Tuesday, February 19, 2013

Best practice for paging in RESTful APIS (updated)?

In the RHQ-REST api, we return individual objects and also collections of objects. Some of those collections are rather small (number of platforms), while others can grow a lot (number of resources in total or number of alerts fired). For the latter it is advised to do some paging and not return the full result set in one go. Some of the reasons are:
  • Memory consumption in server and client
  • Bandwidth need to transfer the data.
  • Latency to transfer huge amounts of data over slow networks


Inside RHQ we have the concept of a PageList<?> where an internal PageControl object defines the page size and other criteria like sorting. The PageList then only contains the objects from a certain page. I think this is a pretty common setup.

And here is where my question comes:

What is the "best-practice" to represent such a PageList in a RESTful api? So far I have seen two major ways:
  1. Add a Link: header that contains the prev and next relations. This is what RFC 5988 suggests and what projects like AeroGear use. The advantage here is that the body still contains the "raw" data and not meta data. And for both cases of 'single' object and 'collection' the data is at the 'root' of the body. Also paging is available for HEAD requests.

    On the other hand, it may get a bit harder for some client code (JavaScript, jQuery) to access the header and make use of the paging links
  2. Put the prev and next relations in the body of the request next to the collection. This has the advantage that there is no need to parse the http header. Disadvantage is that the real payload is now shifted "one level down" for collections.


    I sort of see the paging links as meta-data and think that this should not be mixed with the payload. Now a colleague of mine said: "Isn't that a state change link for the collection like the 'rel=edit' for a single object?". This sounds odd, but can't be denied.

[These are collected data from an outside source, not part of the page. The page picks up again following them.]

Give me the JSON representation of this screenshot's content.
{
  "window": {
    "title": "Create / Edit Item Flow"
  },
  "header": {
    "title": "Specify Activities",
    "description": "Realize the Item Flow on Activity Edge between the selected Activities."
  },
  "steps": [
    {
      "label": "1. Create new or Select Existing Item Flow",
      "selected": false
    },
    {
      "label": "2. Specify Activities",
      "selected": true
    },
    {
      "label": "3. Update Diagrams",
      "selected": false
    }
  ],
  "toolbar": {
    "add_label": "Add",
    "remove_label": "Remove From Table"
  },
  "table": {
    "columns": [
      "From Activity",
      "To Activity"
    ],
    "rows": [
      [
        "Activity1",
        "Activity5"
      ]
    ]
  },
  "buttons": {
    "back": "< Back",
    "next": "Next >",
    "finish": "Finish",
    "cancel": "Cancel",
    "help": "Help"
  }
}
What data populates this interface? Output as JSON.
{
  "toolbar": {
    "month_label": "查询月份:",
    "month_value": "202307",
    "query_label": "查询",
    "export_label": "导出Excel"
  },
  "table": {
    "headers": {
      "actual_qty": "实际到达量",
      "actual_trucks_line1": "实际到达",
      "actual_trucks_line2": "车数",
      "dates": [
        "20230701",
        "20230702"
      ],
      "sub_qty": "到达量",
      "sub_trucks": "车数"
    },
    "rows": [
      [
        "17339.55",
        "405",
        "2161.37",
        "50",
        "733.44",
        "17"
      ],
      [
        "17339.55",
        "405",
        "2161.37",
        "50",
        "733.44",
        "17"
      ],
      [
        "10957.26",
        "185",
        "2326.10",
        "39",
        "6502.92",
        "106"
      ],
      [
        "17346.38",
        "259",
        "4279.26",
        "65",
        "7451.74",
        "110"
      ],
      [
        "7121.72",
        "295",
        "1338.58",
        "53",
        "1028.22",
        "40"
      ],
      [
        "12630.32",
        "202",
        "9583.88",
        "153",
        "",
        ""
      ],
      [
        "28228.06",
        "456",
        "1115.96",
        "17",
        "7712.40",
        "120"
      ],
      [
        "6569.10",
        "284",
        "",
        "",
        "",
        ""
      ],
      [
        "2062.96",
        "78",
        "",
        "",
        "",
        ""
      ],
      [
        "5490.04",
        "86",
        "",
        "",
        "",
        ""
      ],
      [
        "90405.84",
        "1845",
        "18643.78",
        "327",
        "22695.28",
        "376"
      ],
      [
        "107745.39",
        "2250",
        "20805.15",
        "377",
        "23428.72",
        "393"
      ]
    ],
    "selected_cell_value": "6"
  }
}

Actually I have also seen mentioning the use of cookies to send the paging information, but that looks very non-transparent to me, so I am not considering this at all.

Just to be clear: I am explicitly talking about paging of collections and not about affordances of individual objects.

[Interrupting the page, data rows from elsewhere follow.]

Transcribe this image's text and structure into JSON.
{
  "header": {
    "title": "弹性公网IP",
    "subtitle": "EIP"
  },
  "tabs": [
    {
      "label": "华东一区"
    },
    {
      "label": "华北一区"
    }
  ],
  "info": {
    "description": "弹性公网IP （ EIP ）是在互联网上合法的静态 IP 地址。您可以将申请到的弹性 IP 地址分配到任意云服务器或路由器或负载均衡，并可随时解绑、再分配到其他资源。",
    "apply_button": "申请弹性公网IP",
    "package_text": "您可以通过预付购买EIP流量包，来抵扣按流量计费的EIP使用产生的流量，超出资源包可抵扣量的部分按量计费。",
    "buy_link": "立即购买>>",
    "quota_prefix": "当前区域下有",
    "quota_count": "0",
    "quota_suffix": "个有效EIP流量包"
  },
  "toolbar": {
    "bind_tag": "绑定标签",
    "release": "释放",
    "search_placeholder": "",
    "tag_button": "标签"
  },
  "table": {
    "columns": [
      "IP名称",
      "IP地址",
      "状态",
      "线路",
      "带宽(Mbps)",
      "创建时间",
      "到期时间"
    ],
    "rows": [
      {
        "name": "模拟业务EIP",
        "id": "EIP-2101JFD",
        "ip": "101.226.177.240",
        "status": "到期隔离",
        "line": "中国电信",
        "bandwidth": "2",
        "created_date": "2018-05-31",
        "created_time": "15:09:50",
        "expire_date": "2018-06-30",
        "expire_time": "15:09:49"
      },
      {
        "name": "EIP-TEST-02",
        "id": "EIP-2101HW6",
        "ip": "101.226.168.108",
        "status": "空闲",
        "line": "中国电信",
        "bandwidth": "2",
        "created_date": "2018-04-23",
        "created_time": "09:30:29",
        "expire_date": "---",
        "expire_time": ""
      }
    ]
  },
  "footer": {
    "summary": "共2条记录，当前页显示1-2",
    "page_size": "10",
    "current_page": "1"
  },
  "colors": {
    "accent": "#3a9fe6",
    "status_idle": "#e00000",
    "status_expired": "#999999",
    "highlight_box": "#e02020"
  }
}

So are there established best practices? How do others do it?

If going for the Link: header: would people rather like to see multiple Link headers (see RFC 2616), one for each relation:

Link: <http://foo/?page=3>; rel='next'
Link: <http://foo/?page=1>; rel='prev'

or rather the combined way:

Link: <http://foo/?page=3>; rel='next', Link: <http://foo/?page=1>; rel='prev'

that is listed in RFC 5988?

[update]

I just saw that URLConnection.getHeaderField(name) does not support the multiple Link: headers as it only returns the last occurrence:

If called on a connection that sets the same header multiple times with possibly different values, only the last value is returned.


While there may be other ways to access all the Link: headers, this is a too obvious pitfall, that can be prevented by not using that style.

3 comments:

matthiaswessendorf said...

Not 100% correct :) The AeroGear clients are supporting several options for "paging through" a REST interface... See here.

This means we can support both: body, webLinking and even custom headers...

Ollie said...

I think the most important best practice is to actually expose the previous/next links to your clients so that it does not has to manually build them itself. It then can also reason about things like "Am I on the first page" by the mere presence of the links.

In terms of the headers VS. the body it becomes more of a blurry line. The benefit of headers is that it's standardized and you can potentially switch media types and clients would not have to change their page navigation behavior as it's still header based.

In case you're going with the response body option, it's probably best to go with a hypermedia-enabled media type (e.g. Atom in the XML world, HAL when it comes to JSON) so that clients have a standardized place to find the links.

One final word on affordances: pagination is a very good example of the concept actually. Without the links present, the client would essentially have no idea about the ability to navigate between pages. By exposing the links you make this explicit.

Hendy Irawan said...

OData uses approach #2.

I personally also prefer #2.